Start-Ups Put Rivals in Rate Squeeze

Illinois-based Amcore Financial Inc. goes head to head with competitors ranging from national operators such as Bank One Corp. to tiny one-branch start-ups.

But it is not the giants that the $4.4 billion-asset banking company in Rockford, Ill., fears most. It is the upstarts that offer cutthroat loan and deposit rates to build business. "The small banks, especially the start-ups, are desperate to increase market share and grab customers," said Robert J. Meuleman, Amcore's chairman and chief executive officer. "They usually don't have public stockholders, so they take the position that even if they're hurt in the short term, they're building business. With de novos, there's a time line that they don't have to worry about profitability."
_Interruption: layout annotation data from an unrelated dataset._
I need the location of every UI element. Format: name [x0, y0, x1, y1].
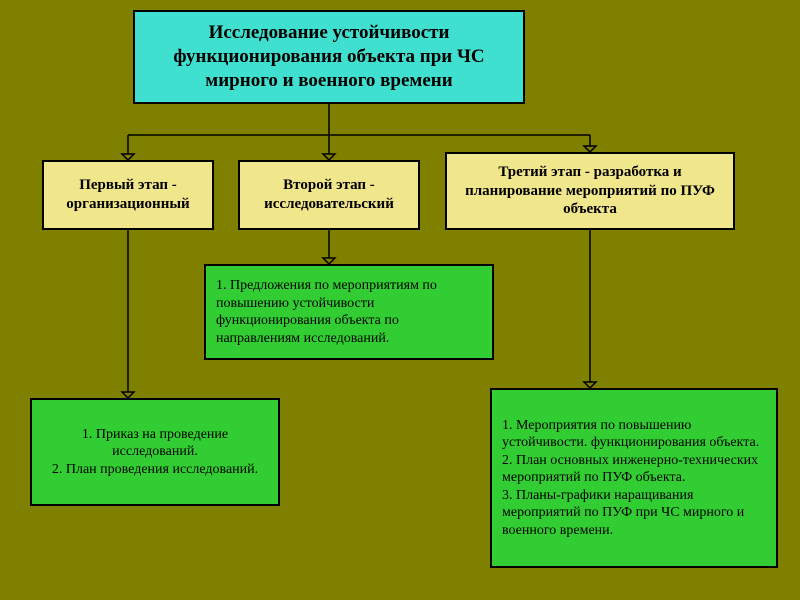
- detail2-text: 1. Предложения по мероприятиям по повыше…: [216, 277, 482, 347]
- stage2-text: Второй этап - исследовательский: [250, 176, 408, 214]
- stage1-box: Первый этап - организационный: [42, 160, 214, 230]
- detail1-box: 1. Приказ на проведение исследований. 2.…: [30, 398, 280, 506]
- detail1-text: 1. Приказ на проведение исследований. 2.…: [42, 426, 268, 479]
- detail3-box: 1. Мероприятия по повышению устойчивости…: [490, 388, 778, 568]
- stage1-text: Первый этап - организационный: [54, 176, 202, 214]
- title-text: Исследование устойчивости функционирован…: [145, 21, 513, 92]
- detail3-text: 1. Мероприятия по повышению устойчивости…: [502, 417, 766, 540]
- detail2-box: 1. Предложения по мероприятиям по повыше…: [204, 264, 494, 360]
- stage3-text: Третий этап - разработка и планирование …: [457, 163, 723, 219]
- stage2-box: Второй этап - исследовательский: [238, 160, 420, 230]
- title-box: Исследование устойчивости функционирован…: [133, 10, 525, 104]
- stage3-box: Третий этап - разработка и планирование …: [445, 152, 735, 230]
Call it start-up backlash.

Many large established community banks say they face an increasingly frustrating time competing against aggressive start-ups. While they have always faced some challenge from the smaller, nimbler rivals, the competition has grown stiffer in recent years because so many new banks have been started.
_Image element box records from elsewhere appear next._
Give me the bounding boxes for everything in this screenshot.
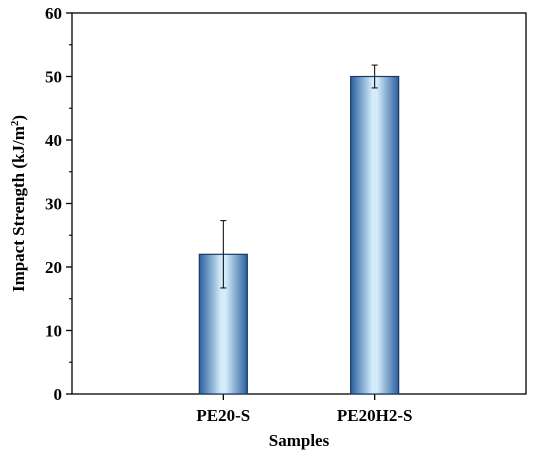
x-axis-ticks: PE20-S PE20H2-S: [196, 394, 412, 425]
y-axis-title-end: ): [9, 115, 28, 121]
y-tick-label: 30: [45, 195, 62, 214]
x-tick-label: PE20-S: [196, 406, 250, 425]
y-tick-label: 10: [45, 322, 62, 341]
bar-pe20h2-s: [350, 75, 400, 395]
y-axis-title-main: Impact Strength (kJ/m: [9, 126, 28, 292]
bars-group: [198, 75, 400, 395]
y-tick-label: 60: [45, 4, 62, 23]
error-bars-group: [220, 64, 378, 289]
y-axis-title: Impact Strength (kJ/m2): [9, 115, 28, 292]
plot-frame: [71, 12, 527, 395]
plot-border: [71, 12, 527, 395]
y-axis-ticks: 0 10 20 30 40 50 60: [45, 4, 72, 404]
y-tick-label: 0: [54, 385, 63, 404]
x-tick-label: PE20H2-S: [337, 406, 413, 425]
y-tick-label: 40: [45, 131, 62, 150]
x-axis-title: Samples: [269, 431, 330, 450]
y-tick-label: 50: [45, 68, 62, 87]
y-axis-title-superscript: 2: [9, 120, 21, 126]
y-tick-label: 20: [45, 258, 62, 277]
Nationwide, 958 new banks and thrifts opened their doors from 1995 through 1999 - double the 477 that opened in the first half of the '90s, according to the Federal Deposit Insurance Corp.
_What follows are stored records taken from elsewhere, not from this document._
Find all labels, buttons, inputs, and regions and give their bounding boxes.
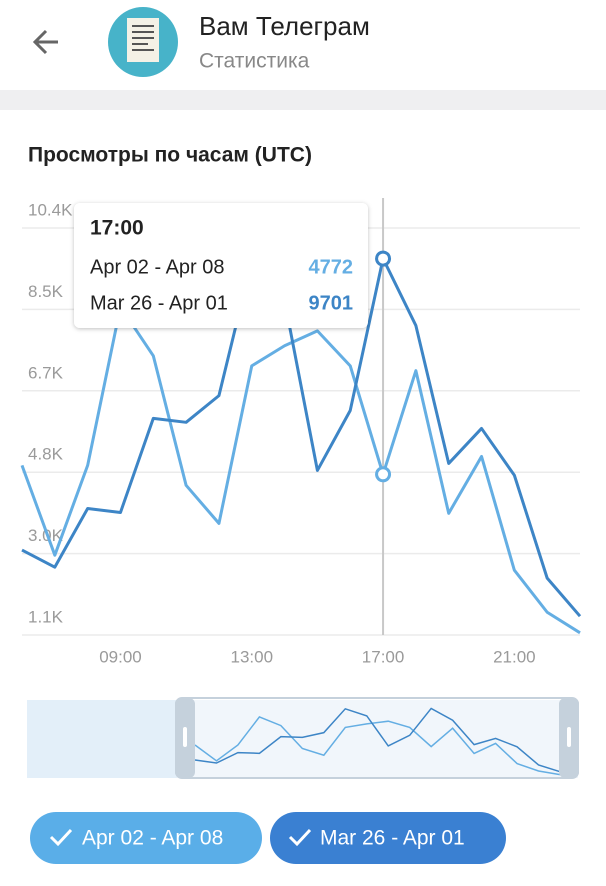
chat-title: Вам Телеграм (199, 11, 370, 41)
navigator-shade (27, 700, 177, 778)
y-tick-label: 6.7K (28, 363, 64, 382)
series-line (20, 305, 581, 635)
tooltip-title: 17:00 (90, 217, 144, 240)
toggle-1[interactable]: Mar 26 - Apr 01 (270, 812, 506, 864)
check-icon (288, 828, 312, 847)
toggle-bg (270, 812, 506, 864)
toggle-bg (30, 812, 262, 864)
navigator-window[interactable] (175, 697, 579, 779)
highlight-point (375, 466, 392, 483)
tooltip-value: 9701 (309, 292, 354, 314)
x-tick-label: 21:00 (493, 647, 536, 666)
highlight-point (375, 250, 392, 267)
toggle-0[interactable]: Apr 02 - Apr 08 (30, 812, 262, 864)
navigator-line (194, 716, 561, 776)
chat-subtitle: Статистика (199, 50, 310, 73)
tooltip-series-name: Mar 26 - Apr 01 (90, 292, 228, 314)
separator (0, 90, 606, 110)
handle-grip (183, 727, 187, 747)
handle-grip (567, 727, 571, 747)
series-line (21, 257, 582, 618)
navigator[interactable] (27, 700, 578, 778)
y-tick-label: 4.8K (28, 445, 64, 464)
toggle-label: Mar 26 - Apr 01 (320, 827, 465, 850)
x-tick-label: 09:00 (99, 647, 142, 666)
y-tick-label: 10.4K (28, 200, 73, 219)
y-tick-label: 1.1K (28, 607, 64, 626)
avatar-lines (132, 25, 154, 51)
header-bar (0, 0, 606, 90)
y-tick-label: 3.0K (28, 526, 64, 545)
navigator-line (194, 707, 561, 773)
toggle-label: Apr 02 - Apr 08 (82, 827, 223, 850)
x-tick-label: 13:00 (230, 647, 273, 666)
tooltip: 17:00 Apr 02 - Apr 08 4772 Mar 26 - Apr … (74, 203, 368, 328)
tooltip-value: 4772 (309, 256, 354, 278)
y-tick-label: 8.5K (28, 282, 64, 301)
x-tick-label: 17:00 (362, 647, 405, 666)
chart-title: Просмотры по часам (UTC) (28, 144, 312, 167)
avatar-paper (127, 18, 159, 62)
tooltip-series-name: Apr 02 - Apr 08 (90, 256, 225, 278)
back-button[interactable] (32, 29, 58, 55)
tooltip-box (74, 203, 368, 328)
check-icon (49, 828, 73, 847)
Big, multibillion-asset community banks say this trend has them in a pinch. They are caught between competing with the small banks, which can offer more tailored service, and large nationals such as San Francisco-based Wells Fargo & Co. and Firstar Corp. of Milwaukee, which have more products.

They usually prefer to play David against a big bank than Goliath against a smaller one.

"We match up pretty well against banks like Wells or Firstar even though we're smaller than them," said David A. Lee, vice chairman of regional banking at $6.3 billion-asset Community First Bankshares in Fargo, N.D. "The small banks that are privately owned and independent don't have the same objectives that publicly traded companies like us do."

Mr. Lee said he has seen small community banks advertise above-market rates on money markets and CDs or offer "lowball" loan rates simply to grow - with little regard for profits. He said his company could not afford this option, because shareholders would protest. "The small banks can be very nimble at setting rates," Mr. Lee said. "There's some accounts we have to let go. It's hard to keep matching their numbers because they just keep driving them up."

The new banks contend they just are being flexible.

Millennium Bank, a $65 million-asset start-up in Reston, Va., attributes much of its growth to accommodating rate-shopping customers. When potential customers tell the bank that they could get a better deal elsewhere, Millennium often adjusts to gain the business.

Millennium's chairman and chief executive officer Carroll C. Markley said this type of decision-making separates it from multibillion-asset community banks. He contends these companies are so large that they run more like big national banks than community banks.

"A large institution like that has to be more centralized, and have pretty firm pricing policies," said Mr. Markley, whose bank opened in April 1999. "No one in the organization can make decisions outside the norm."

Mary Ann Bamber disagrees.

Ms. Bamber, the retail chief at $12.7 billion-asset Associated Banc-Corp. in Green Bay, Wis., has seen new competitors pop up in Milwaukee and Minneapolis along with a couple in her bank's hometown. She said Associated tries to put much of its decision-making in the hands of regional managers, but they often refuse to match rates that she calls "irrational."

"Some of their CD rates can be as high as 100 basis points above the market," said Ms. Bamber, Associated's director of sales and distribution. "They're obviously out gathering deposits, but what's that doing to their spread?"

Sometimes large community banks smile when these rate shoppers head for the exit.

"A lot of times, they're less profitable customers who require a high level of service and provide little reward for us on the financial end," said Mr. Meuleman of Amcore. "There's also some credits that are questionable and we're not unhappy to see those leave."

In any case, start-up banks cannot afford to offer high deposit and low loan rates forever, said Richard A. Soukup, a consultant who in the past eight years has advised a dozen Chicago-area banks on their start up.

"They're not charitable organizations," said Mr. Soukup, a partner at Grant Thornton LLP in Chicago. "They're basically spending their marketing money through the use of rates rather than advertising on TV. Ultimately they're just doing something to grab the attention of the community and build some market share. Then the rates will fall back in line."